A fixture of The New York Times best-seller list since it was published earlier this year, My Beloved World has won high praise from critics. Calling the book “compelling” and “powerfully written,” Michiko Kakutani of The New York Times wrote, “It’s an eloquent and affecting testament to the triumph of brains and hard work over circumstance, of a childhood dream realized through extraordinary will and dedication.” NPR’s Nina Totenberg said, “This is a page-turner, beautifully written and novelistic in its tale of family, love and triumph. It hums with hope and exhilaration.

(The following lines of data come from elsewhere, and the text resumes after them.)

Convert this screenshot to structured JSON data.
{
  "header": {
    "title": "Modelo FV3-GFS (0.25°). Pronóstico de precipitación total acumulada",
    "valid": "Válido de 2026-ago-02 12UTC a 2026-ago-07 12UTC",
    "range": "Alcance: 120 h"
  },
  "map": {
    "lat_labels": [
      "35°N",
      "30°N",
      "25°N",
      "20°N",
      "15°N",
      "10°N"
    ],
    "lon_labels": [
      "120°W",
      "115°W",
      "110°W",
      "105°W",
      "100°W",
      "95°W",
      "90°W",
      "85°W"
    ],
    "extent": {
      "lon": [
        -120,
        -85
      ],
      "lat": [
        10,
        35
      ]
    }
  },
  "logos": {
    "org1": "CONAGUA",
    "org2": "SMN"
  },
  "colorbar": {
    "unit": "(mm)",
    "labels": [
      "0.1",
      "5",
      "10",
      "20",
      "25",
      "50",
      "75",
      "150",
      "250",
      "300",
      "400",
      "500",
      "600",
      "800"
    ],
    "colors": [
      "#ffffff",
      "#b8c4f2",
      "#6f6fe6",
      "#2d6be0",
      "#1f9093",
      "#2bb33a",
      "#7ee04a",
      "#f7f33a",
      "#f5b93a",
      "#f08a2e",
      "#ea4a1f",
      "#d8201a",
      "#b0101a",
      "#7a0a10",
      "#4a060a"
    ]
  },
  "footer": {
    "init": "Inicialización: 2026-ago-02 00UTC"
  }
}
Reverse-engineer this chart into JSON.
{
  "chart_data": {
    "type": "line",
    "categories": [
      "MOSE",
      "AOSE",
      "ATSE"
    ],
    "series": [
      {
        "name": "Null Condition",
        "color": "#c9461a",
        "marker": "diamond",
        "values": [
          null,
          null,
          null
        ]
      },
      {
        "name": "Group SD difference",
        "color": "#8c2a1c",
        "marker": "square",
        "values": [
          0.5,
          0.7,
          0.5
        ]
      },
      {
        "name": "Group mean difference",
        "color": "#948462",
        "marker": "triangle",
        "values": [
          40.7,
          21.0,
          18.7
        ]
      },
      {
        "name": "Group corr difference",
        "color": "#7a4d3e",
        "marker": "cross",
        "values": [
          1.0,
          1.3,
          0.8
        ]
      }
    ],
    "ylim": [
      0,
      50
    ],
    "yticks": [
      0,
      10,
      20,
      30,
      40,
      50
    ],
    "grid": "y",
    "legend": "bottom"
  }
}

This is a story of human triumph.”
About Sonia Sotomayor
Sonia Sotomayor graduated summa cum laude from Princeton in 1976 and from Yale Law School in 1979. She worked as an assistant district attorney in New York and then at the law firm of Pavia & Harcourt. From 1992 to 1998, she served as a judge of the U.S. District Court, Southern District of New York, and from 1998 to 2009 on the United States Court of Appeals for the Second Circuit. In May 2009, President Barack Obama nominated her as an associate justice of the Supreme Court; she assumed this role on Aug. 8, 2009.
About the First Year Common Reader
The First Year Common Reader program seeks to engage incoming students with their peers and encourages them to share in the intellectual life of the entire UD community. During the fall semester, a variety of activities and events around the theme of the selected book are held on campus.
Previous common readers have included Behind the Beautiful Forevers: Life, Death and Hope in a Mumbai Undercity by Katherine Boo and The Immortal Life of Henrietta Lacks by Rebecca Skloot.